Selected after a nationwide search, McClintock began his career as a Baltimore City police officer and later became captain of the Maryland-National Capital Park Police, where he gained over 20 years of law enforcement experience. There, he served as staff attorney for the agency's Office of the General Counsel, commander of criminal investigations and commander of the Office of Professional Standards. One of his first tasks as inspector general will be prioritizing areas where the city hopes to maximize fraud, waste and abuse prevention.

“The Inspector General’s Office will be focused on delivering measurable results and will maximize all of its resources, especially in this difficult budget environment,” McClintock said.

Elevation of city ethics comes as Baltimore recuperates from the recent resignation of former mayor Sheila Dixon, who was found guilty of stealing gift cards and lying on financial disclosure forms. As part of her effort to reform city ethics, Rawlings-Blake announced a bill last week that will require city officials who submit financial disclosure information to undergo ethics training. The mayor also forfeited her right to appoint the chairman of the Ethics Board and will hand over that power to board members once the bill is approved.

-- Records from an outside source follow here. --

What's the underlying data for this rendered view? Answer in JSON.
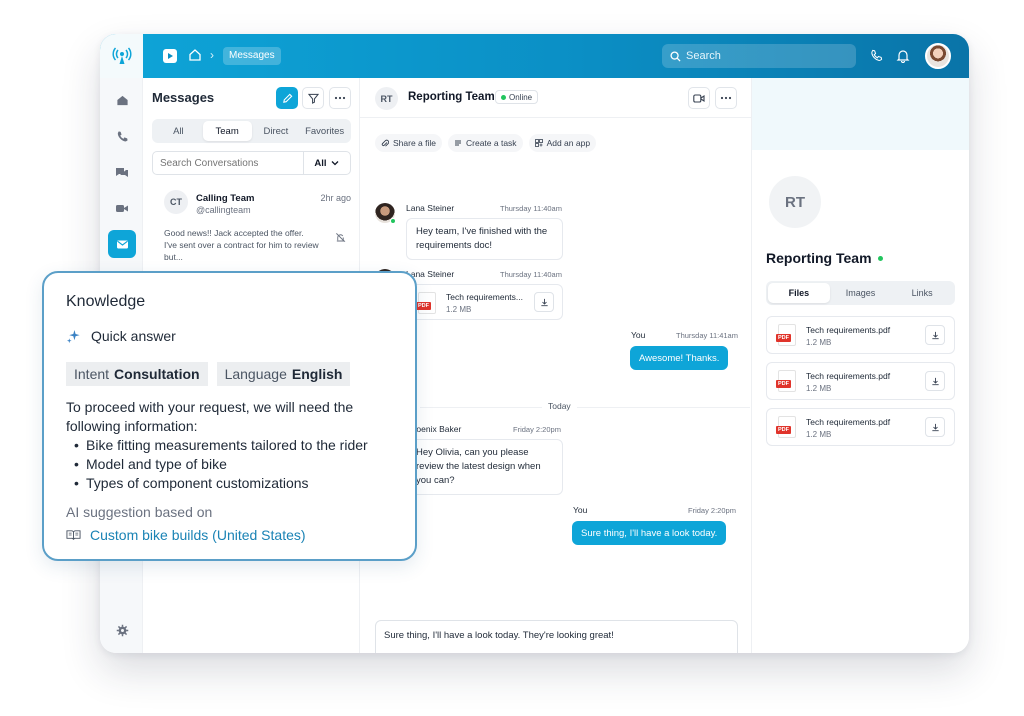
{
  "topbar": {
    "breadcrumb_current": "Messages",
    "search_placeholder": "Search"
  },
  "list": {
    "title": "Messages",
    "tabs": [
      "All",
      "Team",
      "Direct",
      "Favorites"
    ],
    "active_tab": "Team",
    "search_placeholder": "Search Conversations",
    "filter_value": "All",
    "conversations": [
      {
        "initials": "CT",
        "name": "Calling Team",
        "handle": "@callingteam",
        "time": "2hr ago",
        "preview": "Good news!! Jack accepted the offer. I've sent over a contract for him to review but..."
      }
    ]
  },
  "chat": {
    "initials": "RT",
    "name": "Reporting Team",
    "status": "Online",
    "actions": [
      "Share a file",
      "Create a task",
      "Add an app"
    ],
    "messages": [
      {
        "sender": "Lana Steiner",
        "time": "Thursday 11:40am",
        "text": "Hey team, I've finished with the requirements doc!"
      },
      {
        "sender": "Lana Steiner",
        "time": "Thursday 11:40am",
        "file_name": "Tech requirements...",
        "file_size": "1.2 MB"
      },
      {
        "sender": "You",
        "time": "Thursday 11:41am",
        "text": "Awesome! Thanks."
      },
      {
        "sender": "Phoenix Baker",
        "time": "Friday 2:20pm",
        "text": "Hey Olivia, can you please review the latest design when you can?"
      },
      {
        "sender": "You",
        "time": "Friday 2:20pm",
        "text": "Sure thing, I'll have a look today."
      }
    ],
    "divider": "Today",
    "draft": "Sure thing, I'll have a look today. They're looking great!"
  },
  "details": {
    "initials": "RT",
    "name": "Reporting Team",
    "tabs": [
      "Files",
      "Images",
      "Links"
    ],
    "active_tab": "Files",
    "files": [
      {
        "name": "Tech requirements.pdf",
        "size": "1.2 MB"
      },
      {
        "name": "Tech requirements.pdf",
        "size": "1.2 MB"
      },
      {
        "name": "Tech requirements.pdf",
        "size": "1.2 MB"
      }
    ]
  },
  "knowledge": {
    "title": "Knowledge",
    "quick_answer": "Quick answer",
    "intent_label": "Intent",
    "intent_value": "Consultation",
    "language_label": "Language",
    "language_value": "English",
    "intro": "To proceed with your request, we will need the following information:",
    "items": [
      "Bike fitting measurements tailored to the rider",
      "Model and type of bike",
      "Types of component customizations"
    ],
    "basis": "AI suggestion based on",
    "source": "Custom bike builds (United States)"
  },
  "colors": {
    "accent": "#0ea5d8",
    "online": "#22c55e",
    "pdf": "#e0342b",
    "overlay_border": "#5b9fc8"
  }
}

“The public's trust rests upon the government being openly accountable for its decisions, actions and mistakes,” she stated in her online newsletter, “The Rawlings-Blake Review.” “I believe that by creating a stronger and more independent Ethics Board, and hiring an experienced investigator as Inspector General [David N. McClintock] that we are building a foundation in which the city can realize true ethics reform.”